CICLONE
SOBRE A REGIÃO DO PORTO, QUE ORIGINOU O ENCALHE DO PAQUETE "CUYABÁ"
E DO VAPOR "HADIOTIS" NO PORTO DE LEIXÕES E INCIDENTES COM LUGRES BACALHOEIROS NO
RIO DOURO
O HADIOTIS encalhado junto da praia do Pescado, Matosinhos / foto de autor desconhecido - colecção F. Cabral, Porto /.
A 15/02/1941, pelas 16h00,
começaram a sentir-se ventos tempestuosos do quadrante noroeste com rajadas de
65kmH, as quais por vezes aumentavam de intensidade, formando forte maresia,
que penetrava, perigosamente na bacia e na nova doca comercial do porto de Leixões,
e das 18h00 às 21h30 passou à situação de ciclone com ventos soprando entre os
128 e 145kmH. Aquele ciclone devastava-tudo por onde passava, eram árvores,
automóveis, telhados, casas velhas, embarcações, etc. Por precaução, o sota-piloto-mor António da Silva
Pereira, já tinha mandado alguns pilotos para bordo dos vapores surtos no
anteporto para resolver qualquer eventualidade, que entretanto surgisse e de
facto a sua decisão não foi em
vão. No pico do ciclone, o paquete Brasileiro CUYABÁ, 129m/6.672tb,
piloto Tito dos Santos Marnoto, transportando passageiros e carga diversa,
fundeado a dois ferros ao norte, partiram-se-lhe as duas amarras, situação provocada
pela força da ressaca e do vento. Aquele paquete tendo a máquina a trabalhar no
máximo, não se consegue deter devido à força eólica do ciclone, apesar das
manobras orientadas por aquele piloto, vai de garra e acabando por encalhar
junto da entrada da doca nº 1, que por pouco não ficou bloqueada, ficando um
pouco adornado.
Também o vapor
Grego HADIOTIS, 121m/4.386tb, piloto Francisco José de Campos Evangelista, em
lastro, fundeado a dois ferros na Bacia, com a máquina a trabalhar no máximo da
sua potência, apanha de lado a força do vento e vai de garra sobre o CUYABÁ,
mas aquele piloto, com certa perícia, tenta conduzir o vapor de maneira a impedir
o abalroamento com o paquete Brasileiro, que entretanto encalhara, não
evitando, que também o HADIOTIS acabe por varar na praia, a sul da rampa do
Pescado. Tudo isso depois de ter passado por cima dos escolhos de natureza
granítica, que eriçavam o fundo daquela zona portuária, rebentando com eles e
rasgando-se a si próprio. O vapor ficou de proa a sul, portanto paralelo à
praia. Era impressionante ver um navio tão grande naquela posição e era voz corrente,
que ele se não safaria das garras em que caíra, visto que excepcionalmente se formaria
outra maré igual à do dia em que encalhara e que só outro ciclone poderia
reproduzir. O argumento tinha peso mas não era convincente e muito menos decisivo.
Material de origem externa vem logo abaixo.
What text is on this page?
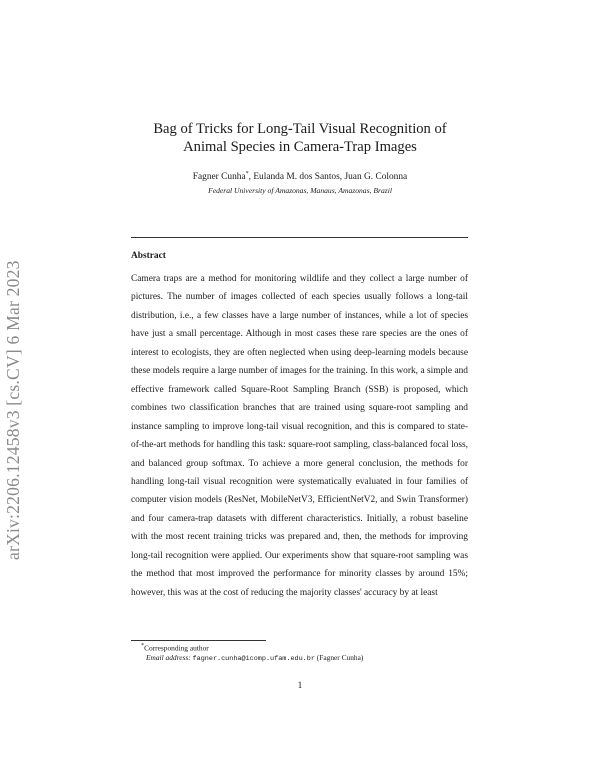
arXiv:2206.12458v3 [cs.CV] 6 Mar 2023
Bag of Tricks for Long-Tail Visual Recognition of
Animal Species in Camera-Trap Images
Fagner Cunha*, Eulanda M. dos Santos, Juan G. Colonna
Federal University of Amazonas, Manaus, Amazonas, Brazil
Abstract
Camera traps are a method for monitoring wildlife and they collect a large number of pictures. The number of images collected of each species usually follows a long-tail distribution, i.e., a few classes have a large number of instances, while a lot of species have just a small percentage. Although in most cases these rare species are the ones of interest to ecologists, they are often neglected when using deep-learning models because these models require a large number of images for the training. In this work, a simple and effective framework called Square-Root Sampling Branch (SSB) is proposed, which combines two classification branches that are trained using square-root sampling and instance sampling to improve long-tail visual recognition, and this is compared to state-of-the-art methods for handling this task: square-root sampling, class-balanced focal loss, and balanced group softmax. To achieve a more general conclusion, the methods for handling long-tail visual recognition were systematically evaluated in four families of computer vision models (ResNet, MobileNetV3, EfficientNetV2, and Swin Transformer) and four camera-trap datasets with different characteristics. Initially, a robust baseline with the most recent training tricks was prepared and, then, the methods for improving long-tail recognition were applied. Our experiments show that square-root sampling was the method that most improved the performance for minority classes by around 15%; however, this was at the cost of reducing the majority classes' accuracy by at least
*Corresponding author
Email address: fagner.cunha@icomp.ufam.edu.br (Fagner Cunha)
1
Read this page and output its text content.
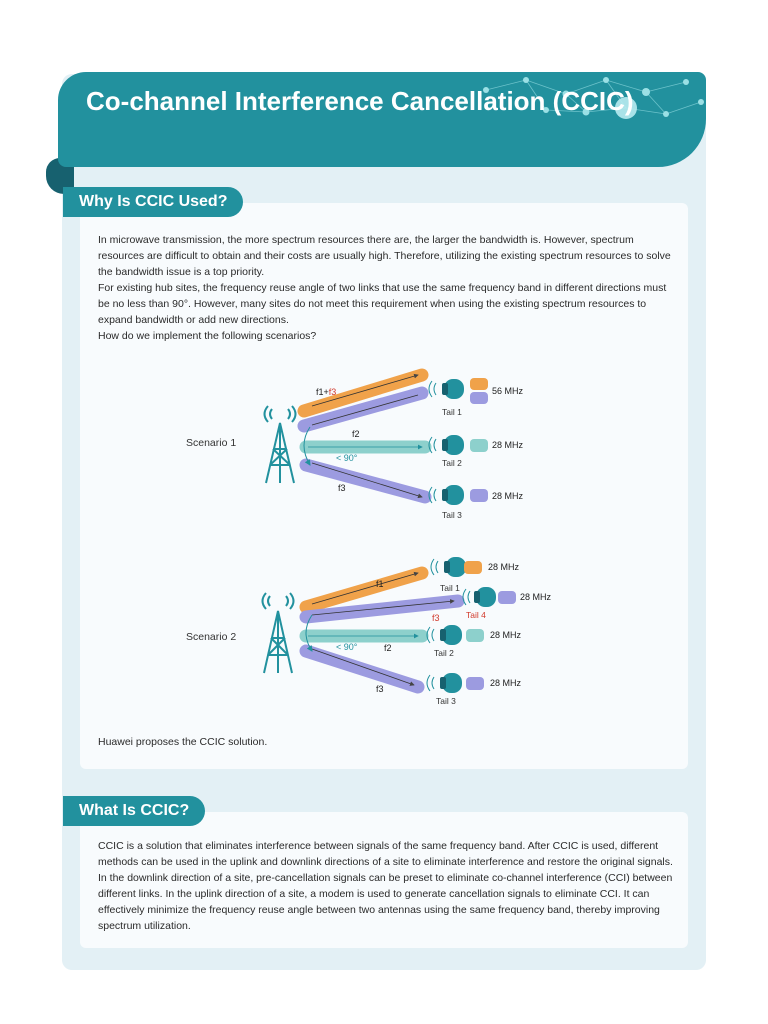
Co-channel Interference Cancellation (CCIC)
Why Is CCIC Used?

In microwave transmission, the more spectrum resources there are, the larger the bandwidth is. However, spectrum resources are difficult to obtain and their costs are usually high. Therefore, utilizing the existing spectrum resources to solve the bandwidth issue is a top priority.

For existing hub sites, the frequency reuse angle of two links that use the same frequency band in different directions must be no less than 90°. However, many sites do not meet this requirement when using the existing spectrum resources to expand bandwidth or add new directions.

How do we implement the following scenarios?

Scenario 1
< 90°
f1+f3
f2
f3
56 MHz
Tail 1
28 MHz
Tail 2
28 MHz
Tail 3
Scenario 2
< 90°
f1
f3
f2
f3
28 MHz
Tail 1
28 MHz
Tail 4
28 MHz
Tail 2
28 MHz
Tail 3

Huawei proposes the CCIC solution.

What Is CCIC?

CCIC is a solution that eliminates interference between signals of the same frequency band. After CCIC is used, different methods can be used in the uplink and downlink directions of a site to eliminate interference and restore the original signals. In the downlink direction of a site, pre-cancellation signals can be preset to eliminate co-channel interference (CCI) between different links. In the uplink direction of a site, a modem is used to generate cancellation signals to eliminate CCI. It can effectively minimize the frequency reuse angle between two antennas using the same frequency band, thereby improving spectrum utilization.
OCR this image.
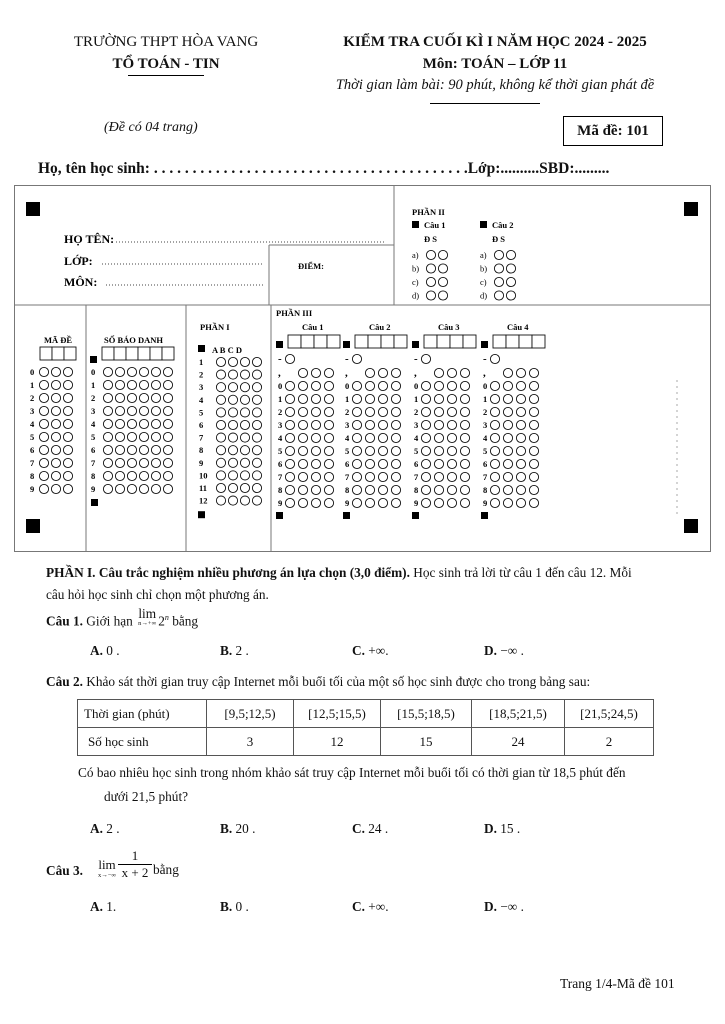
TRƯỜNG THPT HÒA VANG
TỔ TOÁN - TIN
KIỂM TRA CUỐI KÌ I NĂM HỌC 2024 - 2025
Môn: TOÁN – LỚP 11
Thời gian làm bài: 90 phút, không kể thời gian phát đề
(Đề có 04 trang)	Mã đề: 101
Họ, tên học sinh: . . . . . . . . . . . . . . . . . . . . . . . . . . . . . . . . . . . . . . . . .Lớp:..........SBD:.........
HỌ TÊN:
LỚP:
MÔN:
ĐIỂM:
PHẦN II
Câu 1
Đ S
a)
b)
c)
d)
Câu 2
Đ S
a)
b)
c)
d)
MÃ ĐỀ	SỐ BÁO DANH
PHẦN I
A B C D
PHẦN III
0
1
2
3
4
5
6
7
8
9
0
1
2
3
4
5
6
7
8
9
1
2
3
4
5
6
7
8
9
10
11
12
Câu 1
-
,
0
1
2
3
4
5
6
7
8
9
Câu 2
-
,
0
1
2
3
4
5
6
7
8
9
Câu 3
-
,
0
1
2
3
4
5
6
7
8
9
Câu 4
-
,
0
1
2
3
4
5
6
7
8
9
PHẦN I. Câu trắc nghiệm nhiều phương án lựa chọn (3,0 điểm). Học sinh trả lời từ câu 1 đến câu 12. Mỗi
câu hỏi học sinh chỉ chọn một phương án.
Câu 1. Giới hạn lim

n→+∞ 2$^n$ bằng
A. 0 .	B. 2 .	C. +∞.	D. −∞ .
Câu 2. Khảo sát thời gian truy cập Internet mỗi buổi tối của một số học sinh được cho trong bảng sau:
Thời gian (phút)	[9,5;12,5)	[12,5;15,5)	[15,5;18,5)	[18,5;21,5)	[21,5;24,5)
Số học sinh	3	12	15	24	2
Có bao nhiêu học sinh trong nhóm khảo sát truy cập Internet mỗi buổi tối có thời gian từ 18,5 phút đến
dưới 21,5 phút?
A. 2 .	B. 20 .	C. 24 .	D. 15 .
Câu 3.	lim

$x\to-\infty \frac{1}{x + 2}$ bằng
A. 1.	B. 0 .	C. +∞.	D. −∞ .
Trang 1/4-Mã đề 101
Assente sobre rochas rijas, mais salientes umas que outras, força essa, como de
facto sucedeu, que algumas lhe amolgaram ou trespassaram o fundo, que todo se
deformou mais ou menos.
No cais acostável
do Molhe Sul, por ter garrado, foi amarrado o vapor Português PÁDUA, 60m/665tb.
O capitão do porto de Leixões, por medida de precaução, mandou retirar para
terra toda a tripulação do iate-motor Português JUDITH 1º, 29m/96tb Esta
embarcação, que se destinava ao porto de Setúbal, arribara ao porto de Leixões,
a fim de se abrigar do temporal desfeito, que se fazia sentir por toda a costa.
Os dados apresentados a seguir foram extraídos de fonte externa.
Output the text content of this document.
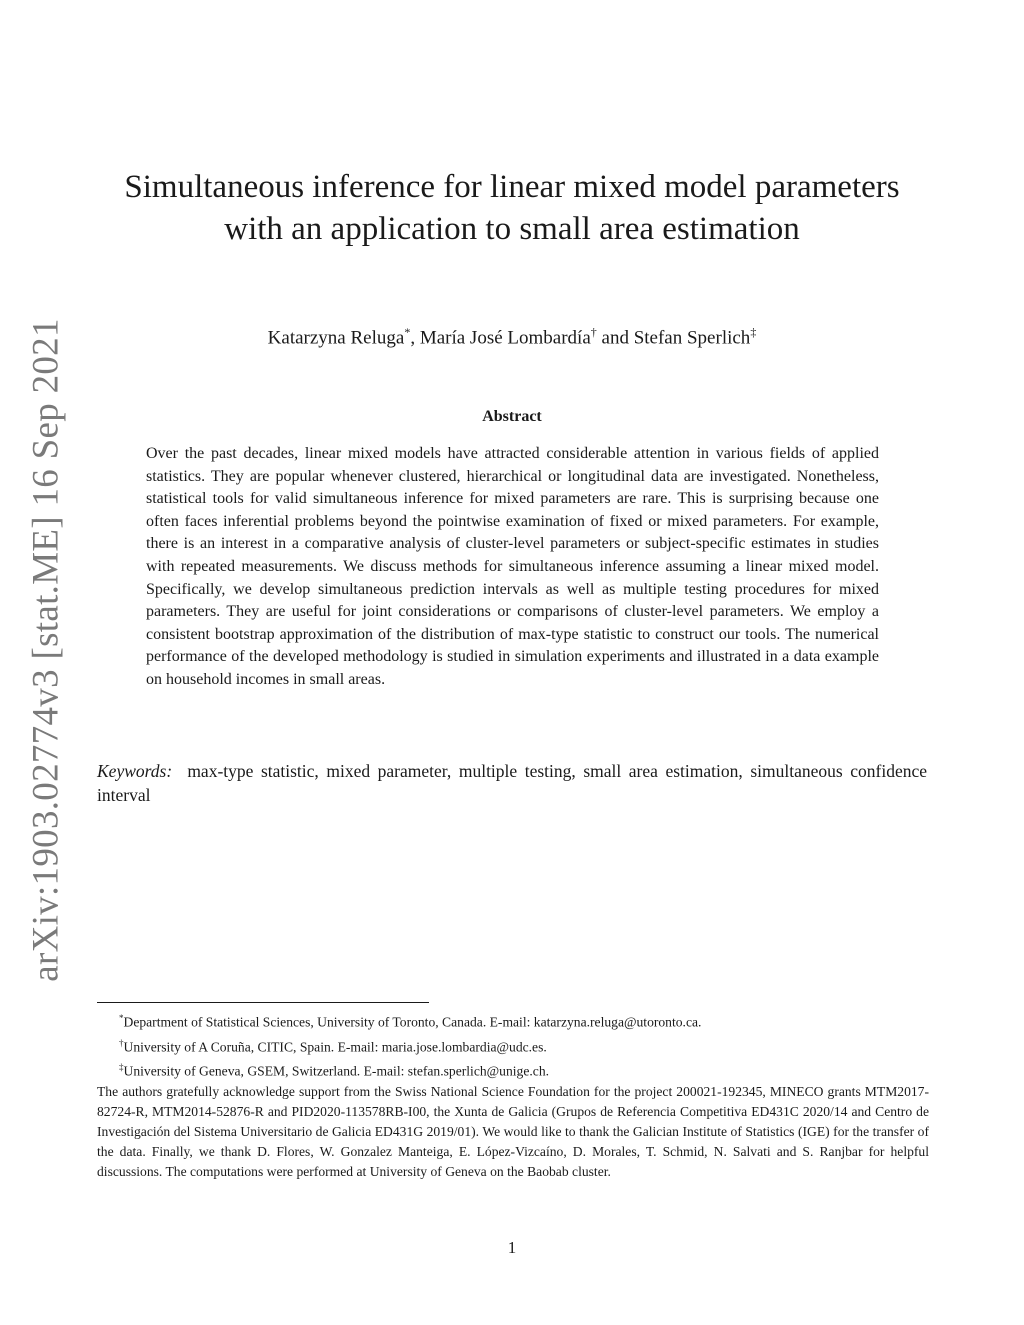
arXiv:1903.02774v3 [stat.ME] 16 Sep 2021
Simultaneous inference for linear mixed model parameters with an application to small area estimation
Katarzyna Reluga*, María José Lombardía† and Stefan Sperlich‡
Abstract
Over the past decades, linear mixed models have attracted considerable attention in various fields of applied statistics. They are popular whenever clustered, hierarchical or longitudinal data are investigated. Nonetheless, statistical tools for valid simultaneous inference for mixed parameters are rare. This is surprising because one often faces inferential problems beyond the pointwise examination of fixed or mixed parameters. For example, there is an interest in a comparative analysis of cluster-level parameters or subject-specific estimates in studies with repeated measurements. We discuss methods for simultaneous inference assuming a linear mixed model. Specifically, we develop simultaneous prediction intervals as well as multiple testing procedures for mixed parameters. They are useful for joint considerations or comparisons of cluster-level parameters. We employ a consistent bootstrap approximation of the distribution of max-type statistic to construct our tools. The numerical performance of the developed methodology is studied in simulation experiments and illustrated in a data example on household incomes in small areas.
Keywords: max-type statistic, mixed parameter, multiple testing, small area estimation, simultaneous confidence interval
*Department of Statistical Sciences, University of Toronto, Canada. E-mail: katarzyna.reluga@utoronto.ca.
†University of A Coruña, CITIC, Spain. E-mail: maria.jose.lombardia@udc.es.
‡University of Geneva, GSEM, Switzerland. E-mail: stefan.sperlich@unige.ch.
The authors gratefully acknowledge support from the Swiss National Science Foundation for the project 200021-192345, MINECO grants MTM2017-82724-R, MTM2014-52876-R and PID2020-113578RB-I00, the Xunta de Galicia (Grupos de Referencia Competitiva ED431C 2020/14 and Centro de Investigación del Sistema Universitario de Galicia ED431G 2019/01). We would like to thank the Galician Institute of Statistics (IGE) for the transfer of the data. Finally, we thank D. Flores, W. Gonzalez Manteiga, E. López-Vizcaíno, D. Morales, T. Schmid, N. Salvati and S. Ranjbar for helpful discussions. The computations were performed at University of Geneva on the Baobab cluster.
1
O salva-vidas CARVALHO ARAÚJO e todo o pessoal da capitania e dos pilotos
estavam de prevenção sob as ordens do Capitão do Porto, Conde de Vilas Boas. O
barómetro da Capitania acusou a pressão mais baixa de que havia memória e desde
há cinquenta anos, que não eram sentidos ventos tão fortes.
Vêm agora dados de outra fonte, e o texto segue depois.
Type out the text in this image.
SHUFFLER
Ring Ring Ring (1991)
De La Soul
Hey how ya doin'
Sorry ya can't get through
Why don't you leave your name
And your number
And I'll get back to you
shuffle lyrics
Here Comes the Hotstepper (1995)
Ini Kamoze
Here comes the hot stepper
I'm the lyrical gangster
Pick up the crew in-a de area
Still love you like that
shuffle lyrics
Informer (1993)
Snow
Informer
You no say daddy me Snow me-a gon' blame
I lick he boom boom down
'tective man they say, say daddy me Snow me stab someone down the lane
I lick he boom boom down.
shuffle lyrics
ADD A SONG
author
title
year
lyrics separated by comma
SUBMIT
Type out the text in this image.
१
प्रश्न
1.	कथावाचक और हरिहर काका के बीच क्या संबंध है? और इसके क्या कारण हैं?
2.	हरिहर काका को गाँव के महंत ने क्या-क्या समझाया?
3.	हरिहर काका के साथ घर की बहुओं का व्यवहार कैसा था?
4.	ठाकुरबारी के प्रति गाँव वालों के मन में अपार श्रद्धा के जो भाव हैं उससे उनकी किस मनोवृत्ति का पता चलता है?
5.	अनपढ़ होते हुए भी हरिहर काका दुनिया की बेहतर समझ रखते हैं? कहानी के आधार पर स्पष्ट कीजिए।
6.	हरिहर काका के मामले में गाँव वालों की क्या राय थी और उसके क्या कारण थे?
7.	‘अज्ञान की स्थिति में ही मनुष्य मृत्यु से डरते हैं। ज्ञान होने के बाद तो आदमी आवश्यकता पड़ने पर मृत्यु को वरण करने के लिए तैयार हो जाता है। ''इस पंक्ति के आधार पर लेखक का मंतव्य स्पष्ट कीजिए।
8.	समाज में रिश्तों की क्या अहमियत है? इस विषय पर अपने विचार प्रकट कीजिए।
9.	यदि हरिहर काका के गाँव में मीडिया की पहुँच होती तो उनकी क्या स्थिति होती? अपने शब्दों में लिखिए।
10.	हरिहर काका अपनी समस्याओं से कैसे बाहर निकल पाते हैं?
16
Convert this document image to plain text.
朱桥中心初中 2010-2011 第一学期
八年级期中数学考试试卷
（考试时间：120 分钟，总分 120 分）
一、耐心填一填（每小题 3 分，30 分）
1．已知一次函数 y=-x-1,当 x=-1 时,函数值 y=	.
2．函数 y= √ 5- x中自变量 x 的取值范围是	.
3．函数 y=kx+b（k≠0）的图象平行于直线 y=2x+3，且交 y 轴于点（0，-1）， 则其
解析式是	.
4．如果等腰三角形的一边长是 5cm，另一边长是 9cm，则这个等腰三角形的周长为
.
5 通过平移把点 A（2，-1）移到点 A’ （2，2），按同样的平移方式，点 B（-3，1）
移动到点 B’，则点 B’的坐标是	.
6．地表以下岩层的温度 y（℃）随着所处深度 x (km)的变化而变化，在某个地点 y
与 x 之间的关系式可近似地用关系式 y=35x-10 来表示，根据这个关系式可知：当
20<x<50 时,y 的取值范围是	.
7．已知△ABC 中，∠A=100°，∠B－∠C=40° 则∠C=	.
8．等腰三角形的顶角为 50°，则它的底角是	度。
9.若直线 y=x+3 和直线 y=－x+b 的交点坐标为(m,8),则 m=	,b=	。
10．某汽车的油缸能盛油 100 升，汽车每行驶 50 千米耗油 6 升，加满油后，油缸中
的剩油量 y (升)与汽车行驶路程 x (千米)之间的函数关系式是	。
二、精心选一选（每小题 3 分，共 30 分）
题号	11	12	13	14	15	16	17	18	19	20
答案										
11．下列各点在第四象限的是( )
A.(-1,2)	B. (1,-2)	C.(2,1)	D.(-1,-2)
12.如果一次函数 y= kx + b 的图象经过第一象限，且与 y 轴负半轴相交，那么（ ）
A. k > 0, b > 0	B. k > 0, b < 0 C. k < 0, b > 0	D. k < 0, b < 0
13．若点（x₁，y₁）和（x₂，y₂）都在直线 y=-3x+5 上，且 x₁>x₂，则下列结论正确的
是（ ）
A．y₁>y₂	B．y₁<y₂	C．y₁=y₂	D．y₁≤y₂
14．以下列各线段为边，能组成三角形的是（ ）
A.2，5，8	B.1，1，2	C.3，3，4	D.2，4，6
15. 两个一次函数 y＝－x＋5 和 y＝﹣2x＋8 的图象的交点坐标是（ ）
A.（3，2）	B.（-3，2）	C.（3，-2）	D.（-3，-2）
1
Lugres bacalhoeiros em Massarelos, rio Douro, vendo o PAÇOS DE BRANDÃO semi-submerso / fotos Imprensa diária /,
No rio Douro, os
lugres bacalhoeiros Portugueses ANA MARIA, PAÇOS DE BRANDÃO, DELÃES e
OLIVEIRENSE, que ultimavam os seus fabricos, a fim de rumarem aos Grandes
Bancos, colidiram uns contra os outros, ficando muito danificados, devido ao
caudal do rio e ao ciclone. O lugre à vela PAÇOS DE BRANDÃO foi o mais
atingido, partindo-se o pau do gurupés, a borda falsa e a gaiúta da máquina do
leme. Estes quatro lugres de três mastros, construídos em madeira, foram atirados
sobre a margem de Massarelos, ficando o PAÇOS DE BRANDÃO semi-submerso com a
proa debaixo de água, pelo que teve de ser posto a reflutuar e sofrer
reparações dmoradas, pelo que na campanha de 1941, a sua largada para os pesqueiros da Terra Nova, foi demasiadamente tardia.
No Passeio Alegre
o mar encapelado galgava os paredões da barra e inundava as margens com as suas
águas agitadas. As pequenas embarcações, que não houvera tempo de as colocar a
salvo em terra, baloiçavam ao sabor da forte ondulação. Na região do Porto e
pelo resto do país os acidentes e prejuízos, causados pelo ciclone, eram
incalculáveis.
Quando o temporal
amainou e a maré-alta facilitou, o paquete CUYABÁ foi desencalhado das pedras
com o auxílio dos rebocadores TRITÃO, NEIVA e o rebocador dos pilotos COMANDANTE
AFONSO DE CARVALHO, coadjuvados pelo salva-vidas CARVALHO ARAÚJO. Tendo o
CUYABÁ sido levado para a doca nº 1 – lado norte, a fim de ser vistoriado e
reparado de avarias ligeiras.
O paquete CUYABÁ na doca nº 1 Norte, vendo.se ao fundo a draga ADOLFO LOUREIRO e o vapor KASSOS. No lado Sul vê-se o rebocador GUADIANA / Foto Imprensa diária /.
Quanto ao vapor
HADIOTIS, o seu salvamento, muito mais complexo e demorado, foi entregue à
A.G.P.L. – Administração Geral do Porto de Lisboa, sob a orientação do Eng.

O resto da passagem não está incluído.